Fast forward to high school. We had stopped going to church many many years before for some reason or another. I was happy with it because it meant I had my weekends back. Remember, we weren't a very religious family so going in the first place may have been an attempt to promote that kind of lifestyle and it just fell by the way side I'm not sure. Regardless, by this time in my life I had move into the realm of agnosticism. I wasn't quite sure there was a "God" but I wasn't so sure there wasn't. This was also a time when I started paying attention to the bigger world around me and how insignificant I truly was in the grand scheme of things. That's when the questioning started.
I was a smart kid growing up, I just got lazy in middle and high school (as my report cards will show) but my capacity for critical thinking was still ever prevalent. Remember I was absolutely enamored with dinosaurs.. to this day even. I think that was my first "hrmm" moment. The dinosaurs, great beasts that roamed the planet eons before man was even a twinkle in the evolutionary eye, weren't in the bible. Apologists will say they are and will quote passages like (Job 40:15-24) which describes Behemoth. The only questionable description about behemoth is that its tail sways like cedar, this could be metaphorical as the rest of the description fits other beasts like an elephant or hippo. Leviathan ( Job 41:1-34) Seems to describe a sea monster or dragon though this could also be an over exaggerated description of a large shark or a whale. The evidence just isn't there to prove either and on top of that they only describe one kind of animal. You would think with all the species of dinosaurs there would be more accounts and more descriptions. Hell the book even says Adam and Eve named all the animals in an afternoon. It just didn't add up.
After jumping on that issue it made me think what else doesn't make sense in the bible. If Adam and Eve were the first and only people on the planet, and they had two sons... where'd everyone else come from? Oh then it says they had some daughters and sure, Cain married his sister, but still that's not enough people to populate the planet. If Mary had a virgin birth... could it be in the realm of possibility that maybe she was raped and didn't want to get stoned to death (as was customary at the time) so she made up the story? Or was the virgin birth the first written account of two people getting black out drunk, sleeping together and not remembering it? There were too many questions that didn't have answers. The list of inconsistencies goes on and on so I wont go into too much detail here. Maybe another blog.

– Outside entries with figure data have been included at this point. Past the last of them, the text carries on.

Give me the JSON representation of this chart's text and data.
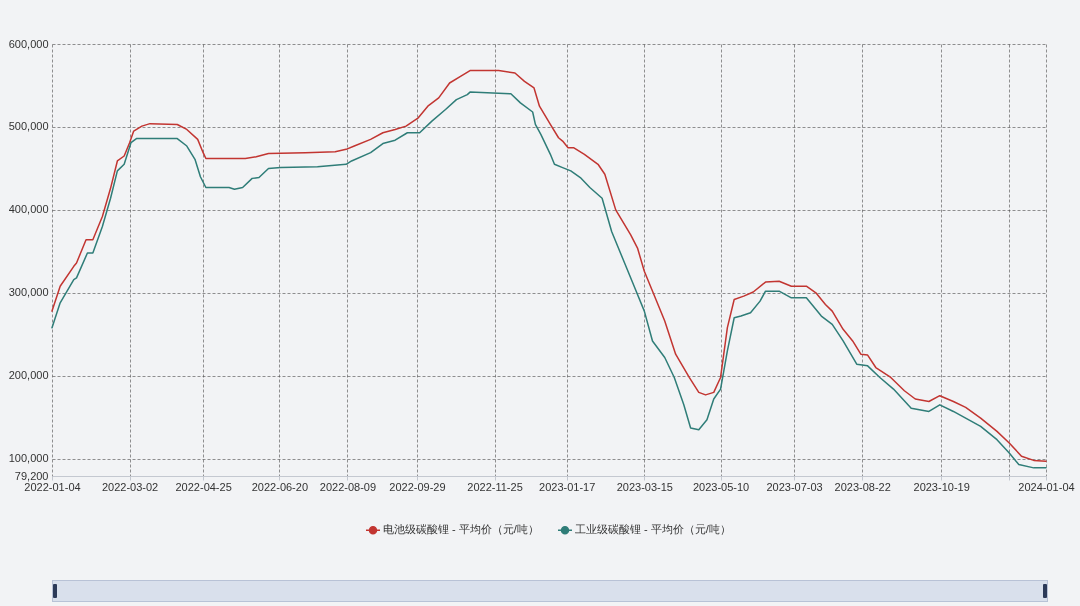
{
  "chart_data": {
    "type": "line",
    "grid": true,
    "legend": "bottom",
    "xlim": [
      "2022-01-04",
      "2024-01-04"
    ],
    "xticks": [
      "2022-01-04",
      "2022-03-02",
      "2022-04-25",
      "2022-06-20",
      "2022-08-09",
      "2022-09-29",
      "2022-11-25",
      "2023-01-17",
      "2023-03-15",
      "2023-05-10",
      "2023-07-03",
      "2023-08-22",
      "2023-10-19",
      {
        "value": "2023-12-08",
        "label": null
      },
      "2024-01-04"
    ],
    "ylim": [
      79200,
      600000
    ],
    "yticks": [
      {
        "value": 79200,
        "label": "79,200"
      },
      {
        "value": 100000,
        "label": "100,000"
      },
      {
        "value": 200000,
        "label": "200,000"
      },
      {
        "value": 300000,
        "label": "300,000"
      },
      {
        "value": 400000,
        "label": "400,000"
      },
      {
        "value": 500000,
        "label": "500,000"
      },
      {
        "value": 600000,
        "label": "600,000"
      }
    ],
    "series": [
      {
        "name": "电池级碳酸锂 - 平均价（元/吨）",
        "color": "#c23531",
        "x": [
          "2022-01-04",
          "2022-01-10",
          "2022-01-20",
          "2022-01-22",
          "2022-01-29",
          "2022-02-03",
          "2022-02-10",
          "2022-02-16",
          "2022-02-21",
          "2022-02-26",
          "2022-03-02",
          "2022-03-05",
          "2022-03-11",
          "2022-03-17",
          "2022-04-06",
          "2022-04-13",
          "2022-04-21",
          "2022-04-25",
          "2022-04-27",
          "2022-05-26",
          "2022-06-03",
          "2022-06-12",
          "2022-07-09",
          "2022-07-31",
          "2022-08-08",
          "2022-08-14",
          "2022-08-26",
          "2022-09-04",
          "2022-09-13",
          "2022-09-21",
          "2022-09-30",
          "2022-10-07",
          "2022-10-15",
          "2022-10-23",
          "2022-10-31",
          "2022-11-07",
          "2022-11-28",
          "2022-12-10",
          "2022-12-17",
          "2022-12-24",
          "2022-12-28",
          "2023-01-05",
          "2023-01-11",
          "2023-01-14",
          "2023-01-18",
          "2023-01-22",
          "2023-01-30",
          "2023-02-09",
          "2023-02-14",
          "2023-02-22",
          "2023-03-05",
          "2023-03-10",
          "2023-03-15",
          "2023-03-23",
          "2023-03-30",
          "2023-04-07",
          "2023-04-17",
          "2023-04-24",
          "2023-04-29",
          "2023-05-05",
          "2023-05-10",
          "2023-05-15",
          "2023-05-20",
          "2023-05-27",
          "2023-06-03",
          "2023-06-12",
          "2023-06-22",
          "2023-07-01",
          "2023-07-12",
          "2023-07-19",
          "2023-07-26",
          "2023-07-31",
          "2023-08-08",
          "2023-08-15",
          "2023-08-21",
          "2023-08-26",
          "2023-09-01",
          "2023-09-12",
          "2023-09-22",
          "2023-09-30",
          "2023-10-10",
          "2023-10-18",
          "2023-10-28",
          "2023-11-06",
          "2023-11-17",
          "2023-11-29",
          "2023-12-08",
          "2023-12-17",
          "2023-12-26",
          "2024-01-04"
        ],
        "values": [
          278000,
          308000,
          332000,
          336000,
          364000,
          364000,
          392000,
          426000,
          459000,
          465000,
          481000,
          495000,
          501000,
          504000,
          503000,
          497000,
          485000,
          469000,
          462000,
          462000,
          464000,
          468000,
          469000,
          470000,
          473000,
          477000,
          485000,
          493000,
          497000,
          501000,
          511000,
          525000,
          535000,
          553000,
          561000,
          568000,
          568000,
          565000,
          555000,
          547000,
          525000,
          503000,
          487000,
          483000,
          475000,
          475000,
          467000,
          455000,
          443000,
          400000,
          370000,
          354000,
          326000,
          294000,
          266000,
          226000,
          198000,
          180000,
          177000,
          180000,
          198000,
          258000,
          292000,
          296000,
          301000,
          313000,
          314000,
          308000,
          308000,
          300000,
          286000,
          278000,
          256000,
          242000,
          226000,
          225000,
          210000,
          198000,
          182000,
          172000,
          169000,
          176000,
          169000,
          162000,
          149000,
          133000,
          119000,
          103000,
          98000,
          97000
        ]
      },
      {
        "name": "工业级碳酸锂 - 平均价（元/吨）",
        "color": "#2f7d78",
        "x": [
          "2022-01-04",
          "2022-01-10",
          "2022-01-20",
          "2022-01-22",
          "2022-01-30",
          "2022-02-03",
          "2022-02-10",
          "2022-02-16",
          "2022-02-21",
          "2022-02-26",
          "2022-03-03",
          "2022-03-07",
          "2022-04-06",
          "2022-04-13",
          "2022-04-19",
          "2022-04-23",
          "2022-04-27",
          "2022-05-14",
          "2022-05-18",
          "2022-05-24",
          "2022-05-31",
          "2022-06-05",
          "2022-06-12",
          "2022-06-21",
          "2022-07-18",
          "2022-08-08",
          "2022-08-12",
          "2022-08-26",
          "2022-09-04",
          "2022-09-13",
          "2022-09-22",
          "2022-10-01",
          "2022-10-10",
          "2022-10-20",
          "2022-10-28",
          "2022-11-05",
          "2022-11-07",
          "2022-12-07",
          "2022-12-14",
          "2022-12-23",
          "2022-12-25",
          "2022-12-29",
          "2023-01-05",
          "2023-01-08",
          "2023-01-14",
          "2023-01-20",
          "2023-01-27",
          "2023-02-03",
          "2023-02-12",
          "2023-02-19",
          "2023-02-27",
          "2023-03-07",
          "2023-03-15",
          "2023-03-21",
          "2023-03-30",
          "2023-04-06",
          "2023-04-13",
          "2023-04-18",
          "2023-04-24",
          "2023-04-30",
          "2023-05-05",
          "2023-05-10",
          "2023-05-15",
          "2023-05-20",
          "2023-05-25",
          "2023-06-01",
          "2023-06-08",
          "2023-06-12",
          "2023-06-22",
          "2023-07-01",
          "2023-07-12",
          "2023-07-23",
          "2023-07-31",
          "2023-08-08",
          "2023-08-18",
          "2023-08-26",
          "2023-09-04",
          "2023-09-14",
          "2023-09-27",
          "2023-10-10",
          "2023-10-18",
          "2023-10-28",
          "2023-11-06",
          "2023-11-17",
          "2023-11-29",
          "2023-12-08",
          "2023-12-15",
          "2023-12-26",
          "2024-01-04"
        ],
        "values": [
          258000,
          288000,
          316000,
          318000,
          348000,
          348000,
          380000,
          414000,
          447000,
          455000,
          481000,
          486000,
          486000,
          477000,
          461000,
          440000,
          427000,
          427000,
          425000,
          427000,
          438000,
          439000,
          450000,
          451000,
          452000,
          455000,
          459000,
          469000,
          480000,
          484000,
          493000,
          493000,
          507000,
          521000,
          533000,
          539000,
          542000,
          540000,
          529000,
          518000,
          503000,
          491000,
          467000,
          455000,
          451000,
          447000,
          439000,
          427000,
          414000,
          374000,
          342000,
          310000,
          278000,
          242000,
          222000,
          198000,
          165000,
          137000,
          135000,
          147000,
          172000,
          184000,
          230000,
          270000,
          272000,
          276000,
          290000,
          302000,
          302000,
          294000,
          294000,
          272000,
          262000,
          242000,
          214000,
          212000,
          198000,
          184000,
          161000,
          157000,
          165000,
          157000,
          149000,
          139000,
          123000,
          107000,
          93000,
          89000,
          89000
        ]
      }
    ]
  }
}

After high school I entered my "I'm on my own I'm gonna do whatever the fuck i want phase" Partying, drinking, drugs.. they were my past times. I was basically working to pay for my next adventure in debauchery. My views on anything else were basically non existent for many years but then I slowed down and came back to the real world (and subsequently smacked my self for being so stupid). I then started looking at the world around me again and the suffering and pain some people go through. That's when by chance I found Epicurus. One quote in particular really struck a chord with me and most likely was the proverbial nail in the coffin of my religious beliefs.
“Is God willing to prevent evil, but not able? Then he is not omnipotent.
Is he both able and willing? Then whence cometh evil?
Is he neither able nor willing? Then why call him God?”
Once I completely stopped believing in blind faith and started questioning things the flood gates were open. So here I am, I'm an Atheist and I'm free. Being an Atheist doesn't come without its own issues though of course. I now see a whole new side of discrimination throughout the world and its opened my eyes to the breadth and depth of deplorable religious actions taking place on a daily basis. That's not to say there isn't religious good in the world so don't misunderstand me. Those topics though are for another time.